[comp.lang.misc] reading architectural info

pardo@cs.washington.edu (David Keppel) (09/12/89)

>>>[Ongoing discussion of multi-target gcc]
>>[Make it load arch info dynamically]

eho@clarity.Princeton.EDU (Eric Ho) writes:
>[No flag, same as before.  Flag, read in arch info]

As it stands, gcc has lots of macros describing the target machine(s).
Those macros are expanded when the compiler is built.  The code that
gets produced is very dependent on the arch. info.  The choices seem
to be:

* Replace the macros with lookups in to runtime data structures.
* Compile separate machine-dependent parts for each target.
* Compile for the default target and for a generic target.
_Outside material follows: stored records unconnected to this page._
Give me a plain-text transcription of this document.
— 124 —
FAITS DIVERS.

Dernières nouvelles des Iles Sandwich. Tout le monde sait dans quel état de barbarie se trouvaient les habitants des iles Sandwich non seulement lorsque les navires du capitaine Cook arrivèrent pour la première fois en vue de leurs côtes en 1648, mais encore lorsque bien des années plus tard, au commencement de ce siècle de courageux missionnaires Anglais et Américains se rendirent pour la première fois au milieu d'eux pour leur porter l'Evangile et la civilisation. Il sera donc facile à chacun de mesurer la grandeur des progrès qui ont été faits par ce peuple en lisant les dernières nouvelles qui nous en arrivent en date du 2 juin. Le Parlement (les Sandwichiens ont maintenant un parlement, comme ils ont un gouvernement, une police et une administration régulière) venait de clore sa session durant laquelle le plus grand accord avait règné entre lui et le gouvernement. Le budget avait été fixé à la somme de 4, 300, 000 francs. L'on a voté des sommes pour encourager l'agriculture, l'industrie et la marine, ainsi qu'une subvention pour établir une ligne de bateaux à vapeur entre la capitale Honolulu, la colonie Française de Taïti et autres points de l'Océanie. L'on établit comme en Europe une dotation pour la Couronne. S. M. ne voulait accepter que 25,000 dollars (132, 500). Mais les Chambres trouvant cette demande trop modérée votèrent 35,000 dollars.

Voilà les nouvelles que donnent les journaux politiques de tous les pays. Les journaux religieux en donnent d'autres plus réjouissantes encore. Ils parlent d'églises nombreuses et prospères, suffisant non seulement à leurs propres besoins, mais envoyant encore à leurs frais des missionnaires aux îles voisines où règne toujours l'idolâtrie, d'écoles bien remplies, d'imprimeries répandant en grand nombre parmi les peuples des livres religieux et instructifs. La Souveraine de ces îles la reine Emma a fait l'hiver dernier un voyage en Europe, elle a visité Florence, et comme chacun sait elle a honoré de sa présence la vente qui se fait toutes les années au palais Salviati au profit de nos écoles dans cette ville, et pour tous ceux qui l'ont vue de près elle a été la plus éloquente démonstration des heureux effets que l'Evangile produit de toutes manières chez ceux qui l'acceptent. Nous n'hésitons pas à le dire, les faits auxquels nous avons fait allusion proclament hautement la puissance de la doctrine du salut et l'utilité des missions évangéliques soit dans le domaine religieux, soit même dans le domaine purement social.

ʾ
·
Replacing the macros with dynamic lookups will make a slow compiler.

Compiling for each target will produce a fast compiler.  It doesn't
let you `fiddle' with the target unless you rebuild the compiler.
In the case of `gcc', the machine description lives a lot of places in
the compiler.  This makes a faster compiler, but would make each
machine-dependent part large.

Compiling for a `hard' target and for a generic target would generally
make a maintainence problem.  You would be maintaining two versions of
lots of peices of code; one for the version that gets compioled to a
single target, and one for the version that looks up in the data
structures.


You could write a machine description for a `generic target'.  That
target has macros that do lookups in to a data structure rather than
compiling to hard constants.  Then build two versions of `gcc', one
for the hard target and one for runtime binding of the md.